I wish I wasn't like this, but I'm a product of my childhood. I've
adapted and tried with the grace of God to be the kind of person
and parent that my kids need and will be proud of. However, I'm
human and molded from a childhood of wanting to be accepted by
others.. ANYONE. I sometimes ask my husband and children if
they can imagine what it would be like to grow up feeling like you
weren't loved by anyone. In a child's mind, you don't understand
alcoholism or adult problems....you just know that your life is
different than those around you. You wonder what can be so wrong
with an 8 year old that no one cares enough to "care"?

I sometimes wonder what it must have been like to feel loved and
supported as a child. I learned a lot of lessons by having to raise
myself and my siblings, but I look at my husband sometimes and
envy the way he must have felt supported as a child. Sometimes,
now, when others find fault with me or assume something that isn't
there..... I am transported back to that childhood. It's not fun to be
made fun of. It's not a good feeling to be misunderstood or your
words to be twisted. But, perhaps if it provides them with some
lively discussion or laughter (at your expense)...well, it was worth it
to them.

It's hard to put yourself in someones position when your life was
so far removed from the kind of life they had. But, we must try.
What is the line from South Pacific (yes, I love old movies)........

" You have to be taught /Before it's too late./ Before you are
six or seven or eight/ to hate all the people your relatives hate.
You have to be carefully taught."

Sometimes we carry what we learned from our past whether we
want to or not. That doesn't make it wrong - that doesn't make
it right. We have to be "careful" about what we hate, who we
hurt, who we make fun of, what we get angry about it. Life is
too short to be determined to hurt others.

Ask the Lord for a cool disposition even in hot circumstances.
Anger is destructive. After anger has subsided, it often leaves
a bitter residue of guilt and regret.

Have a blessed Sunday.

Here is something from Steve Goodier about anger, too.

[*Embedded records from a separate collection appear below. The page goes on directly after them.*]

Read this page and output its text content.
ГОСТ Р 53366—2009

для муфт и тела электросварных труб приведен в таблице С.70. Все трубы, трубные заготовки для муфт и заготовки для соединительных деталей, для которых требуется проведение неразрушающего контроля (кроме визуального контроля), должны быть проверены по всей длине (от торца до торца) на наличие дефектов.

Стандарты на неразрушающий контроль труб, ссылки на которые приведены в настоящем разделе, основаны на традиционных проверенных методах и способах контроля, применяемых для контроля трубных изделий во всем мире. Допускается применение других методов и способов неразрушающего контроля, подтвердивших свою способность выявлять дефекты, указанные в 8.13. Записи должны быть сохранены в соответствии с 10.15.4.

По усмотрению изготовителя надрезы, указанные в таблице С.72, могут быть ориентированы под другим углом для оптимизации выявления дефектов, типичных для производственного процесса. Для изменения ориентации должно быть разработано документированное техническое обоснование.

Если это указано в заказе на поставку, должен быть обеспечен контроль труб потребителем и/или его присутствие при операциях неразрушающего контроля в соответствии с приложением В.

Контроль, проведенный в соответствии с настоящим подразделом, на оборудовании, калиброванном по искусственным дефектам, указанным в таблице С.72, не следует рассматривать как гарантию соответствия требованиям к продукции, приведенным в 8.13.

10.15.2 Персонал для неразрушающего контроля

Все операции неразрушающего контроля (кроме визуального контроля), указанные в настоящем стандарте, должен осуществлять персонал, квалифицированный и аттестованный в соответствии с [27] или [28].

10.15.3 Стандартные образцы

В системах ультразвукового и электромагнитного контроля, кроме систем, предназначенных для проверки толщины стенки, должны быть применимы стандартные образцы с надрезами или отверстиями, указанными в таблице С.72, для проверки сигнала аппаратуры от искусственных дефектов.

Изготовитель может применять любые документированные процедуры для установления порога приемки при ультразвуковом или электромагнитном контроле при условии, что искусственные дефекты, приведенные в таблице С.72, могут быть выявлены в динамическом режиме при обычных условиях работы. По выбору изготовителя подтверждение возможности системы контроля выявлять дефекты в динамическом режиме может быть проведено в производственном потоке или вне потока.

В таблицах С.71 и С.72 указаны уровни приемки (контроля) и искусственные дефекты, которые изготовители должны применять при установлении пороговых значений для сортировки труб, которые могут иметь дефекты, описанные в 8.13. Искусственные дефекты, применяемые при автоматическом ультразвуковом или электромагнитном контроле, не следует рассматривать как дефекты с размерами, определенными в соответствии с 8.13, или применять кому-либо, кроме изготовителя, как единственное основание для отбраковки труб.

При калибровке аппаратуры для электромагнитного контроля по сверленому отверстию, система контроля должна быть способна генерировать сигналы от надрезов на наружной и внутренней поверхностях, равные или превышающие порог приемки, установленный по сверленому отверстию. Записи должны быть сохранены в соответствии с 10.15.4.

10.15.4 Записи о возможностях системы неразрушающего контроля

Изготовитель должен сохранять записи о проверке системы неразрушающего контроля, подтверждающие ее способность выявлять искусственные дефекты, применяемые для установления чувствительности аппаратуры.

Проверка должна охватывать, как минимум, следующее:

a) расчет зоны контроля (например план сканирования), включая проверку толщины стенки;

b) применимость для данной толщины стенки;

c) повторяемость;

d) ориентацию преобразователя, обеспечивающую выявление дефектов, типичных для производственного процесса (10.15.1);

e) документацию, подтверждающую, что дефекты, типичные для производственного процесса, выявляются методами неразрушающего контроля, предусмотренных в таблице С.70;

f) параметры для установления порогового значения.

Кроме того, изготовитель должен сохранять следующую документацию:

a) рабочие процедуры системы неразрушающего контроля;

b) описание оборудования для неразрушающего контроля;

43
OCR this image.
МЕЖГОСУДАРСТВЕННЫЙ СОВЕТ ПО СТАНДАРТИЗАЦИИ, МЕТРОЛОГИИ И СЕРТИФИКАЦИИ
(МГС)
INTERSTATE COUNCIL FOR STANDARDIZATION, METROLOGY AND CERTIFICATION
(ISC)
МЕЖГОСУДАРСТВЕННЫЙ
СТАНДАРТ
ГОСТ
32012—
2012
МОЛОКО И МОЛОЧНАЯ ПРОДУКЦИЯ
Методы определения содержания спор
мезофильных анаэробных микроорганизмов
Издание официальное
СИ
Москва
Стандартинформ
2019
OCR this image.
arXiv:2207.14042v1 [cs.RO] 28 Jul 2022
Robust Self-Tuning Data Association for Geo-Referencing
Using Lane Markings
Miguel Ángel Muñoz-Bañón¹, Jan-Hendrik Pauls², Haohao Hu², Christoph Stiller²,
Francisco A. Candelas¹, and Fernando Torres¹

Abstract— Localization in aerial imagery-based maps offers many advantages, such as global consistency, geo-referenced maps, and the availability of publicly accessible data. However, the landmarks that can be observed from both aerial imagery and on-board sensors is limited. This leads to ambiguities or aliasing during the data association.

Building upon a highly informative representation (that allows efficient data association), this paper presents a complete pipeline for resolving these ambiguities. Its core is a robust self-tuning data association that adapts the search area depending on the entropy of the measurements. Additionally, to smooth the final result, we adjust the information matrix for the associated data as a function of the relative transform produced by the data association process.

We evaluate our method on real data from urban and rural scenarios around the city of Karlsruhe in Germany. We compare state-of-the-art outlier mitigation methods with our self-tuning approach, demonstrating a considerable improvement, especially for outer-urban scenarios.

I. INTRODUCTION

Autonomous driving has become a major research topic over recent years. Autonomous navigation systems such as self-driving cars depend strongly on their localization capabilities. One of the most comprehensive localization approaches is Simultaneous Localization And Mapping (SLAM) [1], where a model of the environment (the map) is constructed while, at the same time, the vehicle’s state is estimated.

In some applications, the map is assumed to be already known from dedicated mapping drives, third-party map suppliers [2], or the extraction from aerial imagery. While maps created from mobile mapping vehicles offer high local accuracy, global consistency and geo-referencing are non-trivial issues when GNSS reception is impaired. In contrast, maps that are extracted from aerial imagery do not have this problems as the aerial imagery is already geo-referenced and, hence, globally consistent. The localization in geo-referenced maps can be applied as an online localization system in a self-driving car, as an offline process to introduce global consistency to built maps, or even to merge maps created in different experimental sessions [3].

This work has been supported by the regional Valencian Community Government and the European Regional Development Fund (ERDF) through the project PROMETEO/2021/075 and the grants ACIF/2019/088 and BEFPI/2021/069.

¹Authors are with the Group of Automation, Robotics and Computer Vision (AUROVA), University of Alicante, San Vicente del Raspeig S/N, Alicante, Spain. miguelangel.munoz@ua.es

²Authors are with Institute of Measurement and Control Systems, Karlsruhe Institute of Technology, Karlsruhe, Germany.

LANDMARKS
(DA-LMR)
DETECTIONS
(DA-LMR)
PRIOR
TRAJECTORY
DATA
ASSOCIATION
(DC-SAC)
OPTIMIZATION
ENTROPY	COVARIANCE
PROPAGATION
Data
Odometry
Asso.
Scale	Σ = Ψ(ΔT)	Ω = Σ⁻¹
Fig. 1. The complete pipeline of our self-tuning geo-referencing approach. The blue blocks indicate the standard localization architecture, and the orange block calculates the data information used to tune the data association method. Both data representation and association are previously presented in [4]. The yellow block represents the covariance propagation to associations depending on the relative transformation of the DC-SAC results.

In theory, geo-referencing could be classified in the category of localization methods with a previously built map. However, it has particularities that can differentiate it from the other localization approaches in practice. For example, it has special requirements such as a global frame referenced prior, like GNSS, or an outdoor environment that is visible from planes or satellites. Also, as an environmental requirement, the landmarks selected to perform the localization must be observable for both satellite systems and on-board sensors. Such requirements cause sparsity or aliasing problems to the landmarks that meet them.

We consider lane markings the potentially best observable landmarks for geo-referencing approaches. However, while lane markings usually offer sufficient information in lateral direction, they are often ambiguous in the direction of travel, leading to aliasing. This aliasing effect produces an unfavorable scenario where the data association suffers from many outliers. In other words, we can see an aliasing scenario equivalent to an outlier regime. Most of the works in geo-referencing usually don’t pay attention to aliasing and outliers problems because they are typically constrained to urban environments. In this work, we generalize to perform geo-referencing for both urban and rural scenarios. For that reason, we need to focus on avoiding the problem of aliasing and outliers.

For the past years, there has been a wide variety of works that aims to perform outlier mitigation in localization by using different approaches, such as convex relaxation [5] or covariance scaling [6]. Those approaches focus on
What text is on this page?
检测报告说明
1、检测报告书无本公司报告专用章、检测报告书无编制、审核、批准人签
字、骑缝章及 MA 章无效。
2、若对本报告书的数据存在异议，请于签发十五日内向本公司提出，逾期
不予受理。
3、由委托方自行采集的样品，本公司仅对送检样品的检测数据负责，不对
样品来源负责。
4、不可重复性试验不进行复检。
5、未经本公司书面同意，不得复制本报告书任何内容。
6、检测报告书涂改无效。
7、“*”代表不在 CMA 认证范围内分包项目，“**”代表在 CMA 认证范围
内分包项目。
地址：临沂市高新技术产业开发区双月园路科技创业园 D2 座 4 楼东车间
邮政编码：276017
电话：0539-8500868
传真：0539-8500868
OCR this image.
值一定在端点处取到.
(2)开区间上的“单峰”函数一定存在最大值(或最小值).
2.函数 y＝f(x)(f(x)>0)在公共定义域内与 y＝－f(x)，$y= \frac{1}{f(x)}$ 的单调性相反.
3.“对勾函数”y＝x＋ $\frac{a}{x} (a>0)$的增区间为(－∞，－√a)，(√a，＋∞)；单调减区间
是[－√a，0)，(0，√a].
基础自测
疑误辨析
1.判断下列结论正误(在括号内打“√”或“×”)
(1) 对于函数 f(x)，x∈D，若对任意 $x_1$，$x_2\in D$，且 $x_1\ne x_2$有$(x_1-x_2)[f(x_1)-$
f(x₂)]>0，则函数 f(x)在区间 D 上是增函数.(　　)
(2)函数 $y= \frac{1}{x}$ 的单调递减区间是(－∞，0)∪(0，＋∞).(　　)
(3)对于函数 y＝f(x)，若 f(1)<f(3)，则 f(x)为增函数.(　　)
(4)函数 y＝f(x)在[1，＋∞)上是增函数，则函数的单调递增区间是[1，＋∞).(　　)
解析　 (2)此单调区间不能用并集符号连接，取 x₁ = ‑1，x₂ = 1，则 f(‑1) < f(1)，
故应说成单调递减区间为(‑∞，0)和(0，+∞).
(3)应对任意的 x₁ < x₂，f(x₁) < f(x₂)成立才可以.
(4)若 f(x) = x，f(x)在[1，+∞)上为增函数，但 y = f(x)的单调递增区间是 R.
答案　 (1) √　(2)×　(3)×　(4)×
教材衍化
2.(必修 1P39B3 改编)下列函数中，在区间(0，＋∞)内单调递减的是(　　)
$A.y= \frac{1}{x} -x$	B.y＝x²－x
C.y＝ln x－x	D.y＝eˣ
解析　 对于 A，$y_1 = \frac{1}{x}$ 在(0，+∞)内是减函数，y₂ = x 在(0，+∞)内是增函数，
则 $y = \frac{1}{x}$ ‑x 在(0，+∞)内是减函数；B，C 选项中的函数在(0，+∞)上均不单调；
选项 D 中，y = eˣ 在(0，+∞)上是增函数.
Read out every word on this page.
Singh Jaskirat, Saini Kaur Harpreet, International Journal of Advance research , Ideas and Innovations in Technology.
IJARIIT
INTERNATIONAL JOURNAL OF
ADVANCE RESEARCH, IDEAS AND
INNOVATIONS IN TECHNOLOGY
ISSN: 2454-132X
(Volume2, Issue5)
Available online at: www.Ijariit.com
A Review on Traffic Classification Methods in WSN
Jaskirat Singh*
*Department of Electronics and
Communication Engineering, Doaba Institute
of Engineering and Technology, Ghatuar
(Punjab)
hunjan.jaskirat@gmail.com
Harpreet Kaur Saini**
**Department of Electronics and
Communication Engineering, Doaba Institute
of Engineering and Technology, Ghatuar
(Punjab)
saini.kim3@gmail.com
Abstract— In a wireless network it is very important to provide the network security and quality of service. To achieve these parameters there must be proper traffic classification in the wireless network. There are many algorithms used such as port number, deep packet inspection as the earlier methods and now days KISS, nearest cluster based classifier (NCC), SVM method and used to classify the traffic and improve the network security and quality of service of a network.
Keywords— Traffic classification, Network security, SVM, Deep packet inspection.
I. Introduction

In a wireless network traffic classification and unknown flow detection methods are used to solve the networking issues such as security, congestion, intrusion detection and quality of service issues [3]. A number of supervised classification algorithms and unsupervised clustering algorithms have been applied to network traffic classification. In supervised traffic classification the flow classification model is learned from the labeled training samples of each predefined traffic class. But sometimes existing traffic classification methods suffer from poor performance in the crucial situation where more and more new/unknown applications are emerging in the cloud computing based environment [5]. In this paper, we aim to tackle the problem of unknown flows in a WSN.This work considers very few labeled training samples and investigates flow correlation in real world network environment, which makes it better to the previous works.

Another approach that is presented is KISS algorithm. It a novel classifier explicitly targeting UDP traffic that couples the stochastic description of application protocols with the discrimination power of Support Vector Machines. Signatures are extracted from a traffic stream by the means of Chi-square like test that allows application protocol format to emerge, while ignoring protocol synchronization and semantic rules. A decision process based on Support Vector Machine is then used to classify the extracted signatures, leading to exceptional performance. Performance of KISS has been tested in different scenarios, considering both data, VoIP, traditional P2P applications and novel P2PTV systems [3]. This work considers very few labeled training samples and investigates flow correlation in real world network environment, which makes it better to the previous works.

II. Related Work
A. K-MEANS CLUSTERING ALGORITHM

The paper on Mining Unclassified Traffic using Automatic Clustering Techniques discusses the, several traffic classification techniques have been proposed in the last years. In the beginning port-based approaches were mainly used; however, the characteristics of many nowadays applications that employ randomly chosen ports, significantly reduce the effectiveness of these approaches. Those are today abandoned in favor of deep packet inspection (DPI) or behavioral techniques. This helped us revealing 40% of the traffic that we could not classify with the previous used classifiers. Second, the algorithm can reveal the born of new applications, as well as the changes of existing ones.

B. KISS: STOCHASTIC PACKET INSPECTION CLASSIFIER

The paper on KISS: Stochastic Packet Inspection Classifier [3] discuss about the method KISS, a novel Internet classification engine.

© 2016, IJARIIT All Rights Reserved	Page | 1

From his book Joy Along the Way, "Getting the Anger Out"

I learned that a woman in Arkansas called her local police
department. She asked about the penalty for fighting. The
sergeant told her that she could be charged with assault and
battery. The fine was $100.

Oh, I want to beat up my sister," she said, "and I wanted to
see if I can afford it."

Anger must certainly be expressed, but this woman discovered
that there is a price for expressing it inappropriately.

You can read the rest of this piece by following the link to the
right "Life Support Systems"

Paul tells us in Gal. 5:19-21 ("works of the flesh") that he associates
anger with such terrible sins as idolatry, sorcery, drunkenness, and
blasphemy, etc.

Maybe we tend to underestimate the seriousness of anger because
we fail to recognize it as the toxic force that unleashes so many other
sins. Just as love can engender acts of mercy and kindness, anger
can produce a deadly harvest of less-than-human behavior.